Em se entendendo que se está diante de dois momentos e duas questões distintas, como efetivamente se parece estar, a conclusão inexorável será a de que, embora se possa falar que o tempo de serviço em si se incorpora ao patrimônio jurídico do trabalhador, não há direito adquirido à contagem desse tempo de uma forma ou de outra para fins de concessão de um ou outro benefício, porque essa análise é posterior e integra os requisitos da concessão, sendo regida, portanto, pela legislação em vigor ao tempo do requerimento administrativo - salvo quando a legislação dispuser de modo diverso, o que não ocorre na hipótese -.

A interpretação a ser adotada, todavia, está longe de ser pacificada: é que ao tempo em que a Turma Nacional de Uniformização, que por muito tempo foi contrária à possibilidade de conversão de tempo comum em especial, teve seu entendimento recentemente alterado para o fim de permitir essa conversão “ao contrário”, o Superior Tribunal de Justiça, retificando erro material constante da conclusão do julgamento da matéria em sede de repercussão geral, findou por concluir pela impossibilidade dessa mesma conversão, dada a vedação legal expressa.[3]

Resta, pois, lançar olhos para a jurisprudência do Supremo Tribunal Federal. E aqui, de salientar que o Supremo já se pronunciou acerca da impossibilidade de a lei previdenciária ser aplicada em outros períodos, ainda que de forma benéfica, sem que haja expressa previsão para tanto.[4] Recentemente, aliás, esse mesmo STF reformou decisão da TNU que, pautando-se no entendimento de que a legislação aplicável é aquela vigente ao tempo da prestação do serviço, entendia possível tomar a atividade de magistério como especial até o advento da Lei nº 9.032/95, de modo que até 1995 o docente podia optar pela aposentadoria especial aos 30 ou 25 anos de contribuição ou converter o tempo especial de magistério em comum visando à concessão de aposentadoria por tempo de serviço, segundo as regras aplicáveis aos trabalhadores em geral.

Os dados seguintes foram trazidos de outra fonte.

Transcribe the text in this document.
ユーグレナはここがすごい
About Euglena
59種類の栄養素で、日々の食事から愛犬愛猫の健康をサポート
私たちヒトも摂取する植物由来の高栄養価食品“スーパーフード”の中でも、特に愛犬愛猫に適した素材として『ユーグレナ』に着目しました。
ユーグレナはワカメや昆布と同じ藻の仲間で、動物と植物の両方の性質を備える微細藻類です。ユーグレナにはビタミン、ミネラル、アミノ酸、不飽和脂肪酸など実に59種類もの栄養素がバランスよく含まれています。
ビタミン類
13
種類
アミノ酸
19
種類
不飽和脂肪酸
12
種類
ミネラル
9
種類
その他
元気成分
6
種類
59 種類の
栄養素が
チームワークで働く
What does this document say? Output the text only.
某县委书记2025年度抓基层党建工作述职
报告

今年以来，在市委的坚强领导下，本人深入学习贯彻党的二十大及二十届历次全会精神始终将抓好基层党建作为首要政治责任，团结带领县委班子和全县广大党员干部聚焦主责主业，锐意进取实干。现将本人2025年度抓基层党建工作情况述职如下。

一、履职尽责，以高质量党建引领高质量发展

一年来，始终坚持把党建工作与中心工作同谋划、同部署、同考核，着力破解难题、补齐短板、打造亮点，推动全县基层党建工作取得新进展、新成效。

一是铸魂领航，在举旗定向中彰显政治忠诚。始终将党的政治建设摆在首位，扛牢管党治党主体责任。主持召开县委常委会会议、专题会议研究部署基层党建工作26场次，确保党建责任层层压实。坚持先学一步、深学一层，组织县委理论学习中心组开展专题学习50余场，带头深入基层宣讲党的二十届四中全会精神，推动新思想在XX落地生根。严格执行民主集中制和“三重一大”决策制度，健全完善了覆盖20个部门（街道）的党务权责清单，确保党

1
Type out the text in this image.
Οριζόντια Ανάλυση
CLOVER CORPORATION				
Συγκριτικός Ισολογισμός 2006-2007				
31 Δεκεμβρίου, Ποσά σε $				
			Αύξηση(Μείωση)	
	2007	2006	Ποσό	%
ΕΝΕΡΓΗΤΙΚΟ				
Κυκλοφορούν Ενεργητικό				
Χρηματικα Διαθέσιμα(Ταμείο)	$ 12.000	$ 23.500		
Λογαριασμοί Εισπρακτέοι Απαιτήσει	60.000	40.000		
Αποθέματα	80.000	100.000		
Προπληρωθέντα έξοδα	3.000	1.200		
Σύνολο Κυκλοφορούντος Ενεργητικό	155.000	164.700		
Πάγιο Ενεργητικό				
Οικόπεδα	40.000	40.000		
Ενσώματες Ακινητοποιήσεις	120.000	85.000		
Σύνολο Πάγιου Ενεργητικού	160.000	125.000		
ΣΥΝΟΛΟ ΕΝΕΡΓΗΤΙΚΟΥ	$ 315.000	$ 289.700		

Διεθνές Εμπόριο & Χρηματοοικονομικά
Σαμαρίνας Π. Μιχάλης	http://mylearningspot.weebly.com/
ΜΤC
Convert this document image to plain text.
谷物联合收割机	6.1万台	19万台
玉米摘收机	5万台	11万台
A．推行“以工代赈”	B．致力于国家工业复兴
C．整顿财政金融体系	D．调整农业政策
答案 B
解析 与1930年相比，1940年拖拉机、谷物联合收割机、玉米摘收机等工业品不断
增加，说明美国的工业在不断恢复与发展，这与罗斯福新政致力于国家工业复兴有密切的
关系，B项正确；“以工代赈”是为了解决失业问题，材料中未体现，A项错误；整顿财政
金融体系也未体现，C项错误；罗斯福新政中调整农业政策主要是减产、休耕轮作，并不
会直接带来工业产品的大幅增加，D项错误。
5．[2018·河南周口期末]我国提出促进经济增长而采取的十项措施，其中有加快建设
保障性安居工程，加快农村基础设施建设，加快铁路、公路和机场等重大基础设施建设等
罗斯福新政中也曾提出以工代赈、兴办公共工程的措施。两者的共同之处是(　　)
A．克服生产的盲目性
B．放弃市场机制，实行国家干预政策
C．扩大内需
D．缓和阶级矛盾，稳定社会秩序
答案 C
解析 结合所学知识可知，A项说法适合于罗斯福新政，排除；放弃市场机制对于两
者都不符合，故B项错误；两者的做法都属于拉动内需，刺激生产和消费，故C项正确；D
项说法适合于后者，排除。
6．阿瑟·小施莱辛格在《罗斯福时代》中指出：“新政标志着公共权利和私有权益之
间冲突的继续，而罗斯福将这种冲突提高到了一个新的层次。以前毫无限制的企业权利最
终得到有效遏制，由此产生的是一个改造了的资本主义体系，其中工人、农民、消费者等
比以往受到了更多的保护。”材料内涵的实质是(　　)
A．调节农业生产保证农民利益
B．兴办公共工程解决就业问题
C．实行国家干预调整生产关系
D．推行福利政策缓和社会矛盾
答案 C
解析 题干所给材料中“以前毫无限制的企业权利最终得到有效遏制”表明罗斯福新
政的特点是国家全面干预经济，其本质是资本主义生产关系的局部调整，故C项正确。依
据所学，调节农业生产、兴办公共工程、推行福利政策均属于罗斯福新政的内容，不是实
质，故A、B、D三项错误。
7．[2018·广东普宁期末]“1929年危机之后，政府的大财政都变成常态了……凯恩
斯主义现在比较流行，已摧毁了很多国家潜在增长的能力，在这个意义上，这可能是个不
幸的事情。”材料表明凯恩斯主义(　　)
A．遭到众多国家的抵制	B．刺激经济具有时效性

O recentemente reiterado entendimento do STF quanto à aposentadoria dos professores findou por confirma a tese de que a lei aplicável para fins de conversão é aquela vigente ao tempo da concessão do benefício. Logo, não basta levar em conta se o labor foi prestado na vigência de legislação que, para fins de concessão do benefício, permitia a conversão de tempo de serviço comum em especial: é necessário também verificar se a legislação vigente ao tempo do requerimento do benefício permite ou veda a conversão de tempo comum em especial.

Em última análise, em matéria previdenciária não se pode confundir a disciplina da natureza do tempo de serviço, que se rege pela lei em vigor ao tempo em que efetivamente exercido, com os requisitos para a concessão do benefício, os quais se regulam pela lei vigente ao tempo da concessão, no que se inclui a possibilidade ou não de valoração de um período como comum ou como especial. Dito de outro modo, a conversão de tempo comum em especial deve seguir o regime jurídico vigente no momento em que se completam os requisitos para a concessão do benefício, e não aquele referente à data em que a atividade foi exercida, de modo que, a prevalecer o mais recente entendimento do STJ, que parece, ademais, mais consentâneo com o entendimento do STF, a conversão de tempo de serviço deve ser tida como questão concernente ao regime jurídico da aposentadoria a ser requerida. E aí, forçoso é concluir que, após a vigência da Lei 9.032/1995, só é possível a concessão de aposentadoria especial ao segurado que efetivamente exercer todo o tempo de atividade exigido (15, 20 ou 25 anos) em condições especiais. 

 

[1]ARE 703550 RG/PR. REPERCUSSÃO GERAL NO RECURSO EXTRAORDINÁRIO COM AGRAVO
Relator(a): Min. GILMAR MENDES Julgamento em 02/10/2014  com repercussão geral reconhecida. DJE 21/10/2014.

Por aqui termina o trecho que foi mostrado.